# Mantis not eating - PLEASE HELP!



## ddr9248 (Jul 8, 2010)

Hi people, by the way this is my first thread. Yay! So, I just recently caught a praying mantis, its quite small and has no wings yet, so I believe its a nymph. Anyway, it won't eat ANYTHING! What's wrong? I have tried feeding it ants, winged ants, everything, but it won't eat! Can somebody please help me, and quickly?! HELP HELP HELP 

XOXOXOXOXOXOXO,

DDR


----------



## Vampyria (Dec 14, 2009)

Welcome to pf!

How big is the Mantis? Although you are quite right that it is probably a numph still. Ants and winged ants might be a little too small for it, even if the Mantis is small itself. You could try crickets (you can get tubs of live ones from most pet shops), butterflies, catapillars, flies, moths etc. Mantids are hunters so will prefer to "catch" the prey on its own.

Can you provide any photos of the Mantis? I don't keep Mantids myself but hopefully someone can help identify it


----------



## ddr9248 (Jul 8, 2010)

Okay, so I'll try to get crickets. The problem is my mom isn't too comfortable with the pet "bugger", so crickets kinda will make it worst, but there are crickets in the backyard, so I'll try to catch those. And Ill post pics.


----------



## ddr9248 (Jul 8, 2010)

Here are some pics.


----------



## ddr9248 (Jul 8, 2010)

Heres another pick:


----------



## Vampyria (Dec 14, 2009)

Oh my! He's so very small, isn't he? (Or she )

Hopefully someone can come along and help. (My mother doesn't particuarly like insects either but she puts up with my sitck insects )


----------



## Acrophylla (Apr 16, 2008)

Hi - your mantid looks fine. Its body seems quite plump and so it may not be hungry. Mantids can go for days without eating; you only need be concerned if its body looks flat but your mantid's body isn't flat. Ants are not a good food source. Your mantid is relatively big and mantids can eat insects and creatures much larger than themselves. Flies are good; just put some cat food on a saucer outside and the flies will soon come to the food. You can then catch the flies or just leave the mantid on the saucer and it will catch them!

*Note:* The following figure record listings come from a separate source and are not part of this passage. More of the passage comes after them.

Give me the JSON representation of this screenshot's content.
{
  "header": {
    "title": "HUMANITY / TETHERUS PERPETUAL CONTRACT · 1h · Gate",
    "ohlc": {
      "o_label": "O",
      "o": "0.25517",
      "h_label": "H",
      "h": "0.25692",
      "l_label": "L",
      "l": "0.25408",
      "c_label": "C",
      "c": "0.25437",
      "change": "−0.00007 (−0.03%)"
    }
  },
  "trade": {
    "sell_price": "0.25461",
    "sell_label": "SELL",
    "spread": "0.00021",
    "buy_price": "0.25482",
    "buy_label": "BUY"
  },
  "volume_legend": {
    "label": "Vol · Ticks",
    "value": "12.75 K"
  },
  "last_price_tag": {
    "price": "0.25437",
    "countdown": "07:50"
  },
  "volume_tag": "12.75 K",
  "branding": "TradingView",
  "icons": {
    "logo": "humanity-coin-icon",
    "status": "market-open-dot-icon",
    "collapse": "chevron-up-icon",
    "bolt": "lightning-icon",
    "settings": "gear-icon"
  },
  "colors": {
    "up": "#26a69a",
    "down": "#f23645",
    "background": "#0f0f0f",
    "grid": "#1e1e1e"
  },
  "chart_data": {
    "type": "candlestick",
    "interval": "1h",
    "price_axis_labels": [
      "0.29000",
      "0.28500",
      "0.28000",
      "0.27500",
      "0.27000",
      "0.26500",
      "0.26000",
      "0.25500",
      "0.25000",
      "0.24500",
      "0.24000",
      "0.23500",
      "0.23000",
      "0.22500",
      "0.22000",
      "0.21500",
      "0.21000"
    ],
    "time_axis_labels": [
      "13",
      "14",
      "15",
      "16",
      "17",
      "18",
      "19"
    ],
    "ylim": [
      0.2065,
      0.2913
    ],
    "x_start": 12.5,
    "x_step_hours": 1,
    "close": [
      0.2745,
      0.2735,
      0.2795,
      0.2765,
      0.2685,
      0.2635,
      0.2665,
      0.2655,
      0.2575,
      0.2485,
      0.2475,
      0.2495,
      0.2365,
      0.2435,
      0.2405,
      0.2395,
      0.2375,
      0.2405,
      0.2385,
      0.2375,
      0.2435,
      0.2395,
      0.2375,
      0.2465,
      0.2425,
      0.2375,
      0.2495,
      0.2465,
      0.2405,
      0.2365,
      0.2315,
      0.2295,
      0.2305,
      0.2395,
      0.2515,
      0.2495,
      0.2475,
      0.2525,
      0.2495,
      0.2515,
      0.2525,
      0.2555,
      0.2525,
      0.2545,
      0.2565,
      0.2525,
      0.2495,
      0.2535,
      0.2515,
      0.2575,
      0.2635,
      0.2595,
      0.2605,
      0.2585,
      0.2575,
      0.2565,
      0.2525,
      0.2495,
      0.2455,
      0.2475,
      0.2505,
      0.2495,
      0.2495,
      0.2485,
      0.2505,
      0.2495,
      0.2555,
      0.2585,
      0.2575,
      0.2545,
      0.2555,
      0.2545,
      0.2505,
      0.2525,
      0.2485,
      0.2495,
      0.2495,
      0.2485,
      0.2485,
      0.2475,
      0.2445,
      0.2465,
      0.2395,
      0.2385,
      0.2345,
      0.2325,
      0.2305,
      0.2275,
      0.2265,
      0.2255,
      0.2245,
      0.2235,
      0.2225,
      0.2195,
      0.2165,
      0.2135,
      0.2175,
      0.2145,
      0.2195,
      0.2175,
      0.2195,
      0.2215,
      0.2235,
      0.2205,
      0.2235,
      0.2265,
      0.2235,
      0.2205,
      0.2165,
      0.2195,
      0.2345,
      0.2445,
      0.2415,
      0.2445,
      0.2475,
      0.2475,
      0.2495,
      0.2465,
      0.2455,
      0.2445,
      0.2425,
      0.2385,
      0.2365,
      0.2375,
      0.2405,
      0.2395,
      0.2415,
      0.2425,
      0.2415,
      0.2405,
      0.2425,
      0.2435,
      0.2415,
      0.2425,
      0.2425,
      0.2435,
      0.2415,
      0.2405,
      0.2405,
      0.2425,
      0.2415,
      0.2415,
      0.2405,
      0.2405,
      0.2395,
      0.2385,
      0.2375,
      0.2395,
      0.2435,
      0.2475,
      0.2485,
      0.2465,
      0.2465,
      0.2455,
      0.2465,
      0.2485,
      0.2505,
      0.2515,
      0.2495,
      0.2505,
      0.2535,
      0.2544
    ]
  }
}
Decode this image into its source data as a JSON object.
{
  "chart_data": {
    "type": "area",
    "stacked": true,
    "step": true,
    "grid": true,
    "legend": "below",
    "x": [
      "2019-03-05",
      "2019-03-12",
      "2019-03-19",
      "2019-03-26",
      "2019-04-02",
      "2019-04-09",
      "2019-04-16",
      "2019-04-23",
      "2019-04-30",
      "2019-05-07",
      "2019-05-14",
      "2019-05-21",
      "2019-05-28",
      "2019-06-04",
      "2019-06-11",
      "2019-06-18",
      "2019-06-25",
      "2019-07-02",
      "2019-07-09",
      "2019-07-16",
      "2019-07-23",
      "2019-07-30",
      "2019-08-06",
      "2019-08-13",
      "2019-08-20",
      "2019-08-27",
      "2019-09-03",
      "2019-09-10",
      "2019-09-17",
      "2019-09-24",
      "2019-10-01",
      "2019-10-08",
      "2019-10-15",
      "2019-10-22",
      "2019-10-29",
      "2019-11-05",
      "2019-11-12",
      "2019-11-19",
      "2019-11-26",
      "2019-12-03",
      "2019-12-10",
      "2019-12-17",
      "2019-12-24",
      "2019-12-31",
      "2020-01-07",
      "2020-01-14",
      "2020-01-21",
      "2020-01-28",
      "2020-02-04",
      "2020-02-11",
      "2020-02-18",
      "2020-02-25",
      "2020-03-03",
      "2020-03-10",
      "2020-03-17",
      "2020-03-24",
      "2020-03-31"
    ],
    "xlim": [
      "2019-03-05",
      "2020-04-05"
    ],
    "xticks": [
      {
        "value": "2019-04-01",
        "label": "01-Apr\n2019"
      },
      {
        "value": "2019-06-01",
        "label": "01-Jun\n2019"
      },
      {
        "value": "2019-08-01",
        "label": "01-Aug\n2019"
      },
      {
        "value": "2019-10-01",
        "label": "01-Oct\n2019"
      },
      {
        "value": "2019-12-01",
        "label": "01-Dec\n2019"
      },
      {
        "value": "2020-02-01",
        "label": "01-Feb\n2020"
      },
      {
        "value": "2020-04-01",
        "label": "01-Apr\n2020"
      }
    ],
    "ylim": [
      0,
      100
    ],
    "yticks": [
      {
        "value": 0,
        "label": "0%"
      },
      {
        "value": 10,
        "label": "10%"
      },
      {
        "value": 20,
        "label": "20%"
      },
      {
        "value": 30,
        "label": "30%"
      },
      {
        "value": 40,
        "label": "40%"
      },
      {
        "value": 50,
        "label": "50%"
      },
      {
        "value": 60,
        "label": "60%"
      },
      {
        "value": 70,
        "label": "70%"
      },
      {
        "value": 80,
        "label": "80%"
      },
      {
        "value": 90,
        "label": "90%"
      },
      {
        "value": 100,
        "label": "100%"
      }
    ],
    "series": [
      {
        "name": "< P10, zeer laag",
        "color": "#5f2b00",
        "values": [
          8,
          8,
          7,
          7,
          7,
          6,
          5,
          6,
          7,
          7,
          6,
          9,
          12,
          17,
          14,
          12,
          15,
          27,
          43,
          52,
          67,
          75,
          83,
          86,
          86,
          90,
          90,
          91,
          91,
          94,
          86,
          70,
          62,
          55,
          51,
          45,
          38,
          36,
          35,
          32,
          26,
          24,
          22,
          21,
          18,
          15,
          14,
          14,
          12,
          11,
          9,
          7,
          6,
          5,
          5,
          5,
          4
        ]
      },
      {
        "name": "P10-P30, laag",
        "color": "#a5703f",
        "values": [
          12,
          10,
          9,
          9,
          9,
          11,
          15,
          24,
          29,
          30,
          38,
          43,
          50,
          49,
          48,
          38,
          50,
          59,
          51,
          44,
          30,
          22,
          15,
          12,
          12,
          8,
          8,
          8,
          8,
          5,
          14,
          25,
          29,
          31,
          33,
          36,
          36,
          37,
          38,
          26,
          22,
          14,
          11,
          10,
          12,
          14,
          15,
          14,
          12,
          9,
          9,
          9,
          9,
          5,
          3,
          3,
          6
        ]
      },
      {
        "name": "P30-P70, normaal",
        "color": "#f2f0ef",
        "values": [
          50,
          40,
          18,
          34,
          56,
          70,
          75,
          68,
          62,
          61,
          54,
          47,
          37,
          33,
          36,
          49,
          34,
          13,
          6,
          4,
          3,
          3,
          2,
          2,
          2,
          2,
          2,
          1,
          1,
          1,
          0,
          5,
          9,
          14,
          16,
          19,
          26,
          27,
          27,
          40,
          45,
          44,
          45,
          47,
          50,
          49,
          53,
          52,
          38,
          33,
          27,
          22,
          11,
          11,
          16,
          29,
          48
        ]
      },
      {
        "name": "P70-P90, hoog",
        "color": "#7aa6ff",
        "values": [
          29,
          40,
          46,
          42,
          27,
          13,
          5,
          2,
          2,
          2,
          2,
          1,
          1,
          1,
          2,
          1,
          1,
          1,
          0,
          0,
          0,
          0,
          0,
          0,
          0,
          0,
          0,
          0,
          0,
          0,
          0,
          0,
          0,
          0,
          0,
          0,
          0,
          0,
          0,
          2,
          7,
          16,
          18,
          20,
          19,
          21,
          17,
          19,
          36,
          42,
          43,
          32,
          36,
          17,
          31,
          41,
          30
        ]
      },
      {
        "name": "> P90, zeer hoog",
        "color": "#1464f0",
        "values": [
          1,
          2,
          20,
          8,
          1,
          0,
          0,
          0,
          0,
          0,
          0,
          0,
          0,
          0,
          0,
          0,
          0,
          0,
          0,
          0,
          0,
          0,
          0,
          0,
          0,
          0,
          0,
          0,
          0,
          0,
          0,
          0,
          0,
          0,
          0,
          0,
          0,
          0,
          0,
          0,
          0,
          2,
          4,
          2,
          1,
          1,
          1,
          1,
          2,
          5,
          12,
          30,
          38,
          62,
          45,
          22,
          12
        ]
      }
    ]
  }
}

Sometimes mantids can catch one fly straight after another, even storing one fly in a front leg whilst it eats the other fly!


----------



## ddr9248 (Jul 8, 2010)

Thanks, just a quick question. how much would be overfeeding?
Like now that its eating, i give it 3 spiders/fruit flies/other small bugs a day. is that enough or too much?


----------